0.3.1 Diyelim ki önce bu yazı vardı _ şimdi kaybolmuş bulunan. Kara bir taş, ağırlığınca oturuyordu, yerleşmişti (bir kovukta), sanki hiçbir şey bir daha onu kıpırdatamazdı. O nemli loşluk öylesine onun, öylesine doğru.
Sıkıştırılmış, içinde boşluk bulunmayan/ konduğundan beri orada/ gelmesi ve yerleşmesi sanki rüyadaki uçma duygusu –öyle kolay imkansız/ bir hafiflik emdirilmiş kara biçimsiz taş.
* * *
1.1.2 Şimdi o’nu bulmak gerekiyor. Hazırlanıp yola çıkılsın. Bizim kıpırtılı sessizliğimizde altımızdan denizler aksın; bütün olmuş- bitmiş zamanlar bir ‘şimdi’ye eğilsin. Kanatlarımızda ve gövdemize ve ebruli rengimizde olmuşluk biriksin.

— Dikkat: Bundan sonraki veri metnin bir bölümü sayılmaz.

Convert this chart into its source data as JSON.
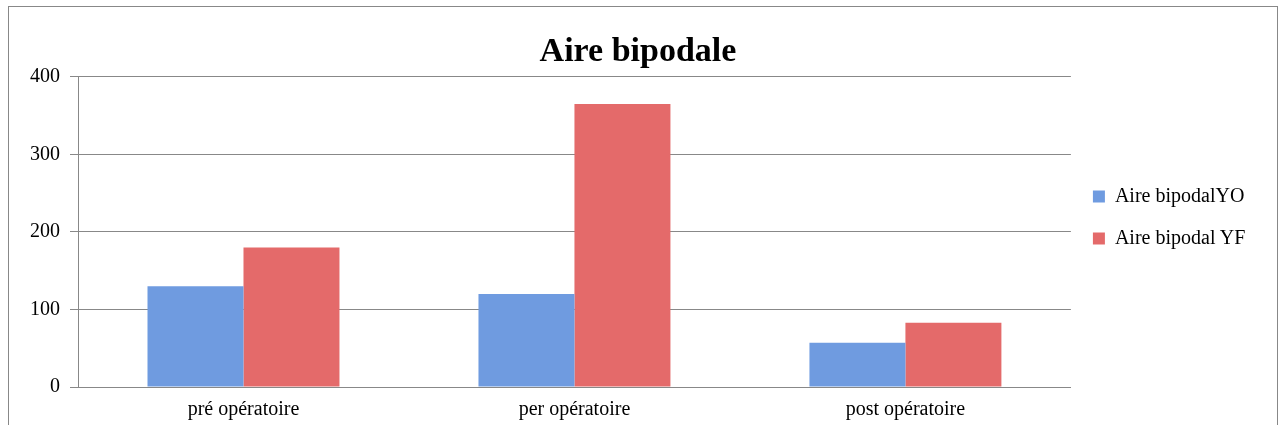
{
  "chart_data": {
    "type": "bar",
    "title": "Aire bipodale",
    "categories": [
      "pré opératoire",
      "per opératoire",
      "post opératoire"
    ],
    "series": [
      {
        "name": "Aire bipodalYO",
        "color": "#6f9be0",
        "values": [
          130,
          120,
          57
        ]
      },
      {
        "name": "Aire bipodal YF",
        "color": "#e46a6a",
        "values": [
          180,
          365,
          83
        ]
      }
    ],
    "ylim": [
      0,
      400
    ],
    "yticks": [
      0,
      100,
      200,
      300,
      400
    ],
    "grid": "y",
    "legend": "right"
  }
}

1.2.2 Bu yazı belki kendini daha büyük bir yazıya kararlayacak. Bir tek an’da / konumda, o elin sadece ulaşabildiklerini yazmaktansa bir noktadan genişleyen bir balığın gözü gibi yerini ve zamanını ve anlatısını –hep- genişleten bir el olacak.

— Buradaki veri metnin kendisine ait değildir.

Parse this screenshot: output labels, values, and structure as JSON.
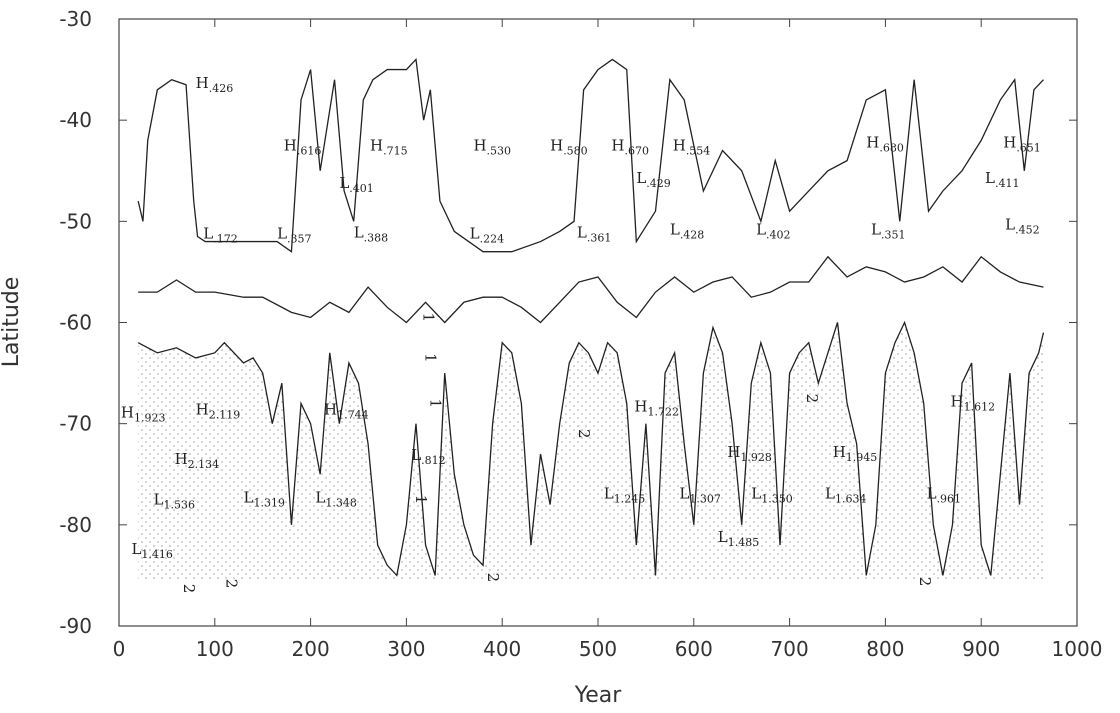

1.3.2 Gerçekliğinin tastamam aynısı bir karaltı: taş. Kıpırdamaması kendiliği.
Yerinden biraz oynasa taşlıktan çıkacaktı sanki, bir başka nesne/şey olacak, adını –ona verilmiş olan- yitirecekti.

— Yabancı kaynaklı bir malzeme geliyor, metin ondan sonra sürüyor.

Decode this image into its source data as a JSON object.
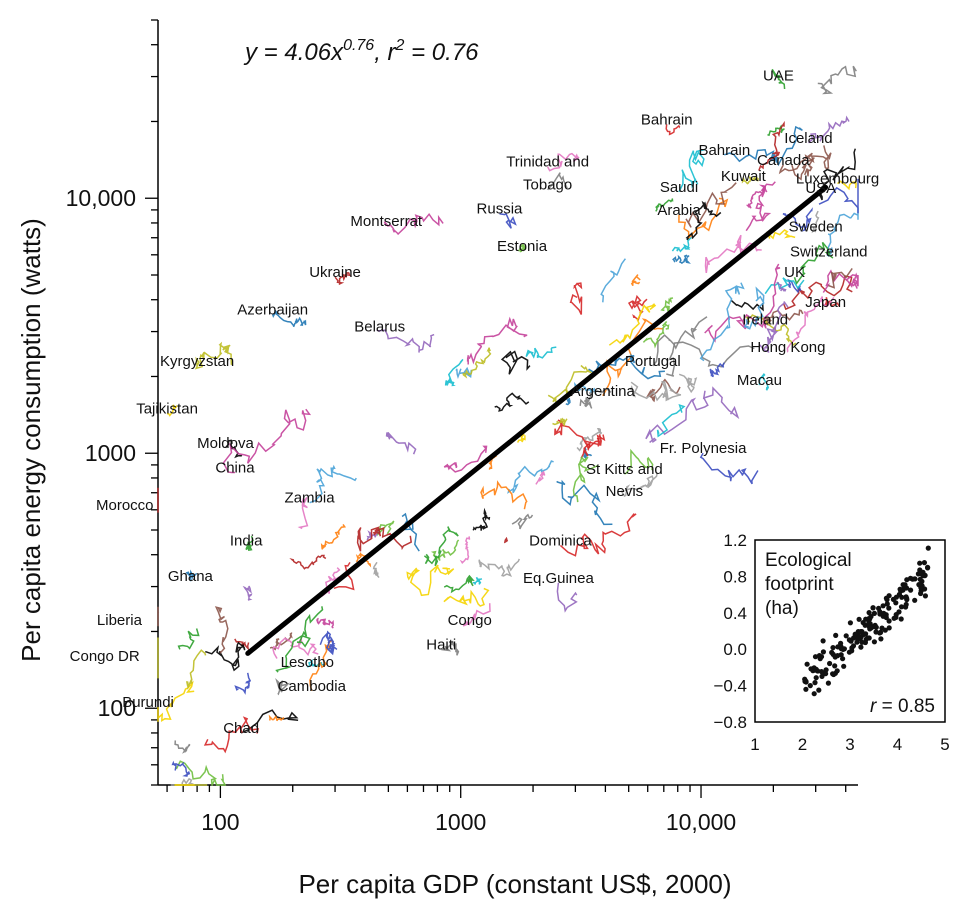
{
  "chart_data": {
    "type": "line",
    "xlabel": "Per capita GDP (constant US$, 2000)",
    "ylabel": "Per capita energy consumption (watts)",
    "x_scale": "log",
    "y_scale": "log",
    "xlim": [
      55,
      45000
    ],
    "ylim": [
      50,
      50000
    ],
    "x_ticks": [
      100,
      1000,
      10000
    ],
    "x_tick_labels": [
      "100",
      "1000",
      "10,000"
    ],
    "y_ticks": [
      100,
      1000,
      10000
    ],
    "y_tick_labels": [
      "100",
      "1000",
      "10,000"
    ],
    "grid": false,
    "equation": {
      "prefix": "y = 4.06x",
      "exponent": "0.76",
      "sep": ", r",
      "r2sup": "2",
      "suffix": " = 0.76"
    },
    "fit_line": {
      "name": "",
      "a": 4.06,
      "b": 0.76,
      "x": [
        130,
        33000
      ]
    },
    "country_labels": [
      {
        "text": "UAE",
        "gdp": 21000,
        "energy": 29000
      },
      {
        "text": "Bahrain",
        "gdp": 7200,
        "energy": 19500
      },
      {
        "text": "Bahrain",
        "gdp": 12500,
        "energy": 14800
      },
      {
        "text": "Iceland",
        "gdp": 28000,
        "energy": 16500
      },
      {
        "text": "Canada",
        "gdp": 22000,
        "energy": 13500
      },
      {
        "text": "Trinidad and",
        "gdp": 2300,
        "energy": 13300
      },
      {
        "text": "Tobago",
        "gdp": 2300,
        "energy": 10800
      },
      {
        "text": "Kuwait",
        "gdp": 15000,
        "energy": 11700
      },
      {
        "text": "Saudi",
        "gdp": 8100,
        "energy": 10600
      },
      {
        "text": "Arabia",
        "gdp": 8100,
        "energy": 8600
      },
      {
        "text": "Luxembourg",
        "gdp": 37000,
        "energy": 11400
      },
      {
        "text": "USA",
        "gdp": 31500,
        "energy": 10500
      },
      {
        "text": "Russia",
        "gdp": 1450,
        "energy": 8700
      },
      {
        "text": "Montserrat",
        "gdp": 490,
        "energy": 7800
      },
      {
        "text": "Estonia",
        "gdp": 1800,
        "energy": 6200
      },
      {
        "text": "Sweden",
        "gdp": 30000,
        "energy": 7400
      },
      {
        "text": "Switzerland",
        "gdp": 34000,
        "energy": 5900
      },
      {
        "text": "Ukraine",
        "gdp": 300,
        "energy": 4900
      },
      {
        "text": "UK",
        "gdp": 24500,
        "energy": 4900
      },
      {
        "text": "Japan",
        "gdp": 33000,
        "energy": 3750
      },
      {
        "text": "Azerbaijan",
        "gdp": 165,
        "energy": 3500
      },
      {
        "text": "Belarus",
        "gdp": 460,
        "energy": 3000
      },
      {
        "text": "Ireland",
        "gdp": 18500,
        "energy": 3200
      },
      {
        "text": "Hong Kong",
        "gdp": 23000,
        "energy": 2500
      },
      {
        "text": "Portugal",
        "gdp": 6300,
        "energy": 2200
      },
      {
        "text": "Kyrgyzstan",
        "gdp": 80,
        "energy": 2200
      },
      {
        "text": "Macau",
        "gdp": 17500,
        "energy": 1850
      },
      {
        "text": "Argentina",
        "gdp": 3900,
        "energy": 1680
      },
      {
        "text": "Tajikistan",
        "gdp": 60,
        "energy": 1430
      },
      {
        "text": "Moldova",
        "gdp": 105,
        "energy": 1050
      },
      {
        "text": "Fr. Polynesia",
        "gdp": 10200,
        "energy": 1000
      },
      {
        "text": "China",
        "gdp": 115,
        "energy": 840
      },
      {
        "text": "St Kitts and",
        "gdp": 4800,
        "energy": 830
      },
      {
        "text": "Nevis",
        "gdp": 4800,
        "energy": 680
      },
      {
        "text": "Zambia",
        "gdp": 235,
        "energy": 640
      },
      {
        "text": "Morocco",
        "gdp": 40,
        "energy": 600
      },
      {
        "text": "India",
        "gdp": 128,
        "energy": 435
      },
      {
        "text": "Dominica",
        "gdp": 2600,
        "energy": 435
      },
      {
        "text": "Ghana",
        "gdp": 75,
        "energy": 315
      },
      {
        "text": "Eq.Guinea",
        "gdp": 2550,
        "energy": 310
      },
      {
        "text": "Liberia",
        "gdp": 38,
        "energy": 212
      },
      {
        "text": "Congo",
        "gdp": 1090,
        "energy": 212
      },
      {
        "text": "Haiti",
        "gdp": 830,
        "energy": 170
      },
      {
        "text": "Congo DR",
        "gdp": 33,
        "energy": 153
      },
      {
        "text": "Lesotho",
        "gdp": 230,
        "energy": 145
      },
      {
        "text": "Cambodia",
        "gdp": 240,
        "energy": 117
      },
      {
        "text": "Burundi",
        "gdp": 50,
        "energy": 101
      },
      {
        "text": "Chad",
        "gdp": 122,
        "energy": 80
      }
    ],
    "inset": {
      "type": "scatter",
      "title_lines": [
        "Ecological",
        "footprint",
        "(ha)"
      ],
      "r_label": "r",
      "r_value": " = 0.85",
      "xlim": [
        1,
        5
      ],
      "ylim": [
        -0.8,
        1.2
      ],
      "x_ticks": [
        1,
        2,
        3,
        4,
        5
      ],
      "x_tick_labels": [
        "1",
        "2",
        "3",
        "4",
        "5"
      ],
      "y_ticks": [
        1.2,
        0.8,
        0.4,
        0.0,
        -0.4,
        -0.8
      ],
      "y_tick_labels": [
        "1.2",
        "0.8",
        "0.4",
        "0.0",
        "−0.4",
        "−0.8"
      ],
      "fit": {
        "slope": 0.45,
        "intercept": -1.27
      },
      "point_count": 170,
      "colors": {
        "point": "#111111"
      }
    },
    "colors": {
      "fit_line": "#000000",
      "axis": "#000000",
      "trajectories": [
        "#2ca02c",
        "#d62728",
        "#1f77b4",
        "#9467bd",
        "#8c564b",
        "#e377c2",
        "#7f7f7f",
        "#bcbd22",
        "#17becf",
        "#ff7f0e",
        "#f5d400",
        "#000000",
        "#3b4cc0",
        "#c4419a",
        "#6fbf3f",
        "#a0a0a0",
        "#4aa3d8",
        "#b22222"
      ]
    }
  }
}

Aynısı olmalıydı bu yüzden onu anlatanın aynasında.
Kendinden başka hiçbir şey bilmeden/ bildirmeden -sıkılığı duruluğu ‘bir’ olan/ bir sesli sözlü zamansızlıkta ‘iki’liğe yer bırakmadan –ne içinde ne dışında-/taşoğlu taş.
* * *
2.1.3 Bizden öncekileri bildikte yükümüz artsın. Bu ağırlıkla havalanmayı, yükselmeyi öğrendikte yolumuzu –daha iyi, daha doğru- bilelim. Durdukça bizi bekleyecek yazı ¬_onca yolu onca ağırlıkla izsiz yönsüz geçecek olan bizi.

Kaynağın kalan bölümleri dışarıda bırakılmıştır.